The ruling was an “expected setback for the city,” said John Miller, co-head of fixed income in Chicago at Nuveen Asset Management, which oversees about $110 billion in munis, which includes Chicago debt. The city has a growing and diverse economy, he said, citing increasing corporate relocations and a rise in assessed valuations among other positives.
“They have time and they have strength to pull from,” Miller said. “I think other reform models that could pass muster are still being worked on. They tried one type, and that one type didn’t work, so they got to try another model.”
Chicago argued that its plan was different from the state version because it increased city funding of the municipal workers’ and laborers’ pension funds, essentially protecting benefits by ensuring the funds don’t go broke. The plans for fire and police retirees weren’t covered by the overhaul.
Accrued benefits shouldn’t be changed, Illinois Governor Bruce Rauner told reporters on Thursday. He reiterated the importance of his agenda, stalled in the Democrat-led legislature, to bolster the state economy through limits on unions and property tax relief.
“I’m not going to bail out Chicago, but our reforms structurally will allow Chicago to solve a lot of its own problems,” Rauner said.

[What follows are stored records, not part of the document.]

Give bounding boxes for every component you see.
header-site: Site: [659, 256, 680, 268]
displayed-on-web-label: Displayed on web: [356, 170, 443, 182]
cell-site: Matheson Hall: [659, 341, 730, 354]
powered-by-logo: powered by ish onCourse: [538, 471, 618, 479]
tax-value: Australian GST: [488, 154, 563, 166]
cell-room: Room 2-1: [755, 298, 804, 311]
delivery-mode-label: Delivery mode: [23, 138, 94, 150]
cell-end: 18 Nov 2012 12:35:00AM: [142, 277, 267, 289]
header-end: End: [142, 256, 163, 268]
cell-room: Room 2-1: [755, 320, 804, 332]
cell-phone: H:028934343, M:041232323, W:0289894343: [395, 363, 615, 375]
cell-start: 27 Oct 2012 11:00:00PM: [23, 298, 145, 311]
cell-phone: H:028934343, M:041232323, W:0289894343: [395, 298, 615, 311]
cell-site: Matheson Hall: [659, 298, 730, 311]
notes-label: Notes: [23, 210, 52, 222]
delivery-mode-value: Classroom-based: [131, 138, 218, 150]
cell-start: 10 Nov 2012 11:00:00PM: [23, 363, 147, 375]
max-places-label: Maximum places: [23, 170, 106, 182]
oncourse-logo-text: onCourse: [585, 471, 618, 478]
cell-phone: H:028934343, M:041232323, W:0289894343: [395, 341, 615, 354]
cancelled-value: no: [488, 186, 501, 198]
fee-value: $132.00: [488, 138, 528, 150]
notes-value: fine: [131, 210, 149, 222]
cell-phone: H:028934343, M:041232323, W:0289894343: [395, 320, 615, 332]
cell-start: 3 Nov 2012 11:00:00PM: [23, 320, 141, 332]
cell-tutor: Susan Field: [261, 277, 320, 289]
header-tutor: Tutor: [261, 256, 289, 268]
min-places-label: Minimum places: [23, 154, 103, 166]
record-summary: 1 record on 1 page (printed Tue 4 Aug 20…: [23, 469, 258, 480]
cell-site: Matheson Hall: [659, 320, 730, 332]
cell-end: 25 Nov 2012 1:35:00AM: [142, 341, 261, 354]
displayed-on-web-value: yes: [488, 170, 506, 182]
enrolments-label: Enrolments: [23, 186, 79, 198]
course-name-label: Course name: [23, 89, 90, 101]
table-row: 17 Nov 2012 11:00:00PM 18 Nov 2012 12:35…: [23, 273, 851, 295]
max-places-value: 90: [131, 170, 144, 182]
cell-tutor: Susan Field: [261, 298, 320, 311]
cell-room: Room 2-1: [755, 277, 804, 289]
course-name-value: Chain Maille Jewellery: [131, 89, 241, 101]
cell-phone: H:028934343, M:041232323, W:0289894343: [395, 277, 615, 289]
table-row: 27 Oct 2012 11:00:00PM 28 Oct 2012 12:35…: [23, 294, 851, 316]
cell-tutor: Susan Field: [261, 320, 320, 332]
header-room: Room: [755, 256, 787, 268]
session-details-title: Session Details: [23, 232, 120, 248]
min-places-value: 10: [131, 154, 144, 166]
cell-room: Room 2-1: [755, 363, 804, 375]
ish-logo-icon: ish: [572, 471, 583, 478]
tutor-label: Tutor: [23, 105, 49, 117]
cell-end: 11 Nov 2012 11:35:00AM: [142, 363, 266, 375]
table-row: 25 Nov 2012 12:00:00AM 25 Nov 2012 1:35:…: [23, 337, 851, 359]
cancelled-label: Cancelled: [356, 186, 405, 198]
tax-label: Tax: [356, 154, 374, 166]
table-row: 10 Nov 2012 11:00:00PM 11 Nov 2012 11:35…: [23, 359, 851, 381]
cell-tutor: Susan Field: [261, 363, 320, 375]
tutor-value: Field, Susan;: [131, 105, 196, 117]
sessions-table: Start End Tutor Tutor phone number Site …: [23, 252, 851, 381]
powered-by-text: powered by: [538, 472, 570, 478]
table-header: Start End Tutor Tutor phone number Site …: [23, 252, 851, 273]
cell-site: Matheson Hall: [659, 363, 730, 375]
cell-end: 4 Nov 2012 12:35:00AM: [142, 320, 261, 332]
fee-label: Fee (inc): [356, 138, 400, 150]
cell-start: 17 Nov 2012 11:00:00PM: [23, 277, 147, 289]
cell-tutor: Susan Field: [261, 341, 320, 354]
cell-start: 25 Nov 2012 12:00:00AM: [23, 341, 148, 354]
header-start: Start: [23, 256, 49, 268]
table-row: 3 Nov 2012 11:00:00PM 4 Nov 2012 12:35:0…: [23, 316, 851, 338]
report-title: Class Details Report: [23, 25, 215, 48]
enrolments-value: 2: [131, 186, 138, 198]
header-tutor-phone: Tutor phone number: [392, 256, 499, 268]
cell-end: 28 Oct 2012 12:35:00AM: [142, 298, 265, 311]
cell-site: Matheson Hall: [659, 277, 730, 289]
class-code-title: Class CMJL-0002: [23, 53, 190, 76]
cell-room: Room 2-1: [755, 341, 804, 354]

The affected plans cut future cost-of-living raises. Lawyers for unions sued the city, arguing that any reduction in benefits was illegal. The court agreed.
“The statutory funding provisions are not a ‘benefit’ that can be ‘offset’ against an unconstitutional diminishment of pension benefits,” the opinion reads.
The city’s measures were intended to make the laborer and municipal worker pensions 90 percent funded by the end of 2055. The municipal workers’ pension was only 42 percent funded, and the laborers only 64 percent funded, at the end of 2014, city documents show.
Unfunded liabilities are increasing each day by an average of $2.48 million, city lawyers said in court papers. One fund will be out of money within 10 years, the other in 13, they said. The court rejected that as a justification for reducing benefits.
“To put it simply, in 10 years, the members of the Funds will be no less entitled to the benefits they were promised,” the opinion reads. “Thus the ‘guaranty’ that the benefits due will be paid is merely an offer to do something already constitutionally mandated by the pension protection clause.”
The case is Jones v. Municipal Employees Annuity and Benefit Fund of Chicago, 119618, Supreme Court of Illinois (Springfield).